Robert Ford's conclusions are consistent with my own observations as someone who has lived in Britain since 1952.

Religious hostility

Religious hostility is a more complex issue. The attitude of non-Muslim Britons towards Islam has varied over the years depending upon the types of "Muslim stories" in the news. Sadly but not surprisingly non-Muslim attitudes have been adversely affected by the conduct of Muslims in Britain and elsewhere. Particular examples are the reaction to the publication of "The Satanic Verses" by Salman Rushdie, the terrorist attacks of 9/11, the London bombings of 7/7 and the response to the Danish cartoons of 2005.

The Jewish organisation the Community Security Trust has been tracking antisemitic incidents for many years. They have found that when there are "trigger events", usually overseas such as the Second Lebanon War of 2006 and Operation Cast Lead in 2008/2009 antisemitic incidents rise dramatically and then trend back downwards towards a much lower base level. The equivalent work by Tell MAMA tracking anti-Muslim incidents is much more recent but I would expect it to show the same pattern.

Evaluating the available resources

The resources available to counter anti-Muslim hostility are found both in the Muslim community and in wider society.

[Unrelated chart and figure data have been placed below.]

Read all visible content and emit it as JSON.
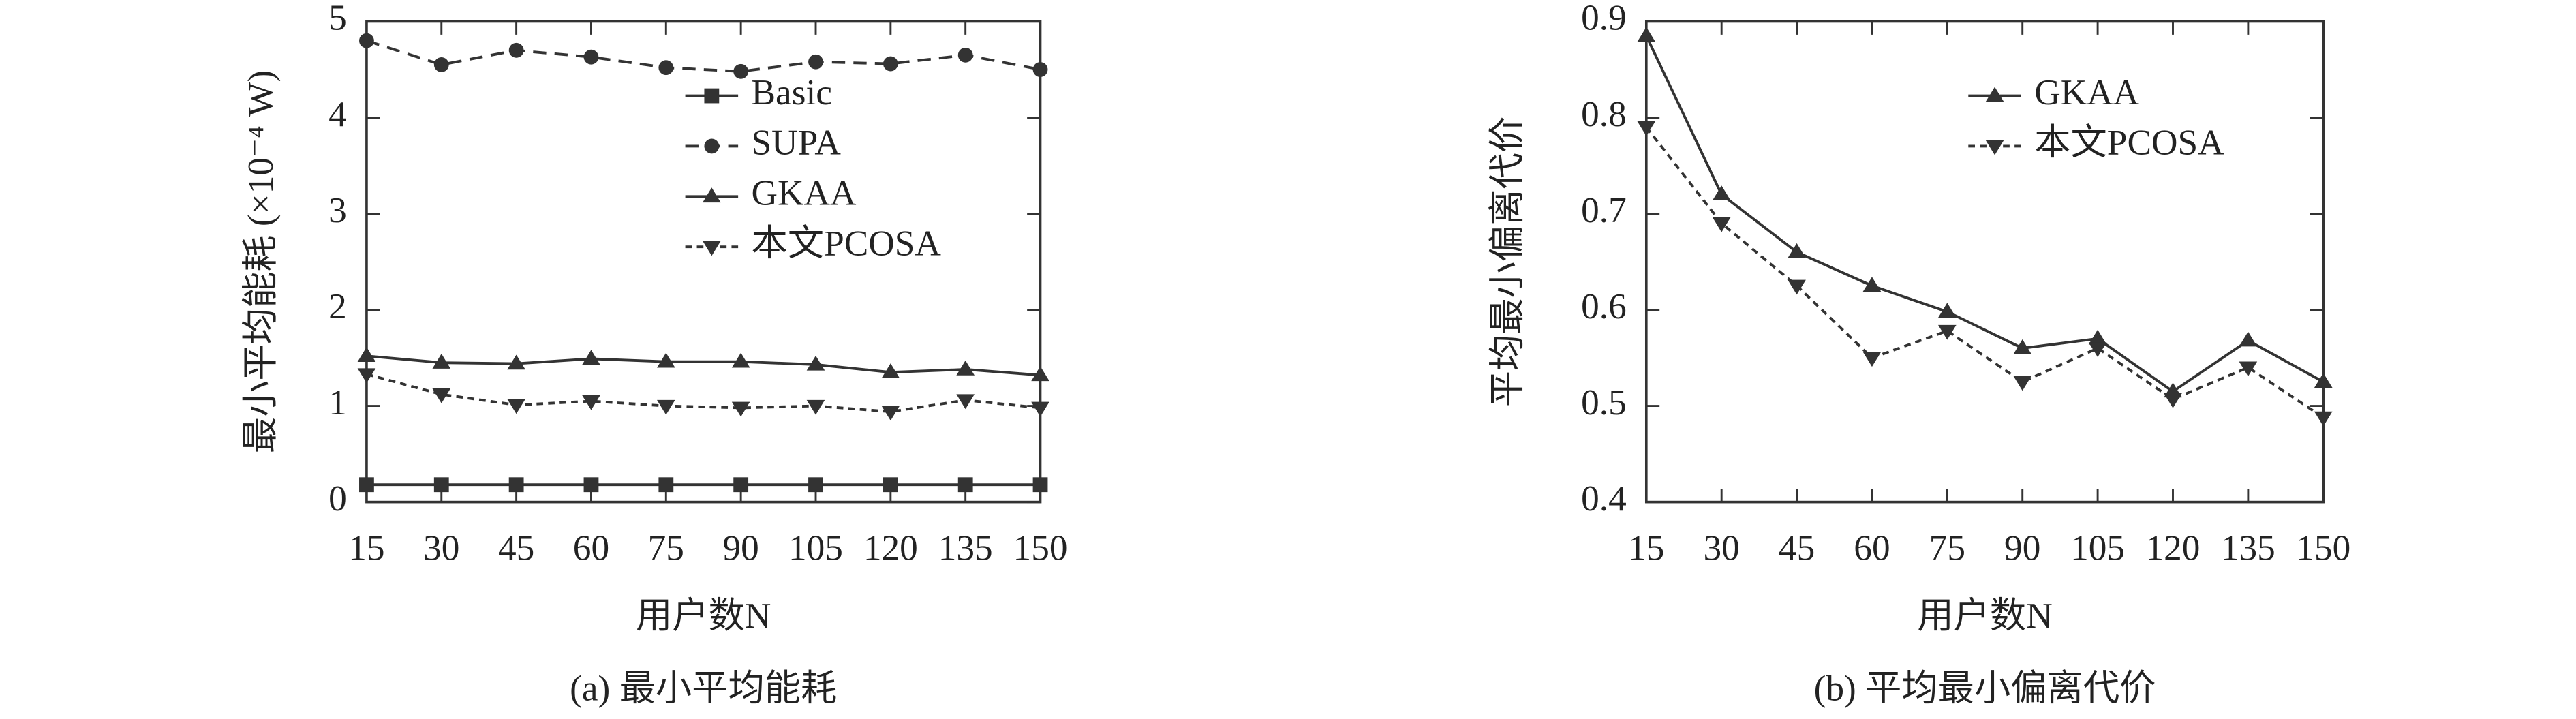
{
  "chart_data": [
    {
      "type": "line",
      "caption": "(a) 最小平均能耗",
      "xlabel": "用户数N",
      "ylabel": "最小平均能耗 (×10⁻⁴ W)",
      "x": [
        15,
        30,
        45,
        60,
        75,
        90,
        105,
        120,
        135,
        150
      ],
      "xlim": [
        15,
        150
      ],
      "xticks": [
        15,
        30,
        45,
        60,
        75,
        90,
        105,
        120,
        135,
        150
      ],
      "ylim": [
        0,
        5
      ],
      "yticks": [
        0,
        1,
        2,
        3,
        4,
        5
      ],
      "legend": "upper right",
      "series": [
        {
          "name": "Basic",
          "color": "#333333",
          "marker": "square",
          "dash": "solid",
          "values": [
            0.18,
            0.18,
            0.18,
            0.18,
            0.18,
            0.18,
            0.18,
            0.18,
            0.18,
            0.18
          ]
        },
        {
          "name": "SUPA",
          "color": "#333333",
          "marker": "circle",
          "dash": "dashed",
          "values": [
            4.8,
            4.55,
            4.7,
            4.63,
            4.52,
            4.48,
            4.58,
            4.56,
            4.65,
            4.5
          ]
        },
        {
          "name": "GKAA",
          "color": "#333333",
          "marker": "triangle-up",
          "dash": "solid",
          "values": [
            1.52,
            1.45,
            1.44,
            1.49,
            1.46,
            1.46,
            1.43,
            1.35,
            1.38,
            1.32
          ]
        },
        {
          "name": "本文PCOSA",
          "color": "#333333",
          "marker": "triangle-down",
          "dash": "dotted",
          "values": [
            1.33,
            1.12,
            1.01,
            1.05,
            1.0,
            0.98,
            1.0,
            0.94,
            1.06,
            0.98
          ]
        }
      ]
    },
    {
      "type": "line",
      "caption": "(b) 平均最小偏离代价",
      "xlabel": "用户数N",
      "ylabel": "平均最小偏离代价",
      "x": [
        15,
        30,
        45,
        60,
        75,
        90,
        105,
        120,
        135,
        150
      ],
      "xlim": [
        15,
        150
      ],
      "xticks": [
        15,
        30,
        45,
        60,
        75,
        90,
        105,
        120,
        135,
        150
      ],
      "ylim": [
        0.4,
        0.9
      ],
      "yticks": [
        0.4,
        0.5,
        0.6,
        0.7,
        0.8,
        0.9
      ],
      "legend": "upper right",
      "series": [
        {
          "name": "GKAA",
          "color": "#333333",
          "marker": "triangle-up",
          "dash": "solid",
          "values": [
            0.885,
            0.72,
            0.66,
            0.625,
            0.598,
            0.56,
            0.57,
            0.515,
            0.568,
            0.525
          ]
        },
        {
          "name": "本文PCOSA",
          "color": "#333333",
          "marker": "triangle-down",
          "dash": "dotted",
          "values": [
            0.79,
            0.69,
            0.625,
            0.55,
            0.578,
            0.525,
            0.56,
            0.507,
            0.54,
            0.488
          ]
        }
      ]
    }
  ]
}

That is similar to the struggle against racism in the USA. That was led by Afro-American organisations but also received extensive support from the Federal government under Presidents Kennedy and Johnson and from liberals in the white American community, particularly Jewish Americans.

Successful British Muslims

With every year that goes by there are more British Muslim millionaires, media personalities, senior professionals and corporate executives.

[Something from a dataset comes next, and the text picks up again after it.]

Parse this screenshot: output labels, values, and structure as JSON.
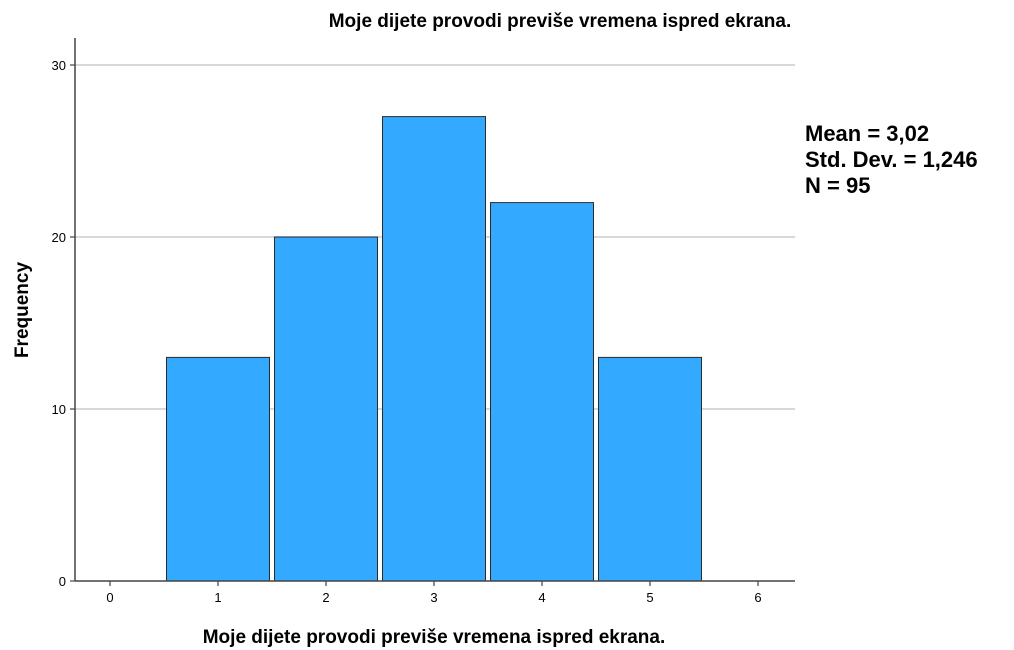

This provides a growing resource base of finance and expertise available to counter anti-Muslim hostility. However the pronouncements of many Muslim advocacy organisations appear oblivious to this.

Government policies

Several centuries ago the British government recognised the importance of freedom of religion. It still took time for some impediments to religious freedom to be removed (for example removal of discrimination against Roman Catholics) and the occasional item of theoretical discrimination remains such as requiring the monarch to be an Anglican. More significantly the Conservative government of the 1990s was suspected by many of discriminating against Muslims by always finding reasons to avoid funding state-maintained Muslim faith schools; something changed by the Labour government of Tony Blair.

Despite such occasional lapses, the government has been steadfastly opposed to religious discrimination and seeks to counter religious bigotry. However many Muslim advocacy organisations perpetually complain about the government pursuing "anti-Muslim policies."

Other religious groups

Religions compete in a market place and the growth of Islam by conversion represents a direct threat to the market share of other religions in Britain. Notwithstanding such competitive issues, the Christian churches are united in condemning anti-Muslim bigotry. The same applies to other religious groups such as the various strands of Judaism; the extent of their activity against religious bigotry varies depending upon their general public affairs engagement. However, despite the often differing views of Muslims and Jews regarding the Middle East, all mainstream Jewish organisations oppose anti-Muslim bigotry.

Devising a plan

When strategies are based upon an incorrect assessment of the situation, fail to take account of allies, and sometimes even regard allies (such as the Government) as opponents, they are unlikely to succeed. In my view this accounts for many Muslim advocacy organisations seeking to counter anti-Muslim bigotry being relatively ineffectual.

The correct approach

What is required is an approach which emphasises the commonalities between Muslim and non-Muslim Britons, and which emphasises the broadest possible coalition against religious bigotry. This requires working with the widest possible range of allies.

It also requires opposing all forms of religious bigotry so Muslim advocacy organisations should be as vociferous in condemning antisemitism, for example, as they are in condemning anti-Muslim hatred.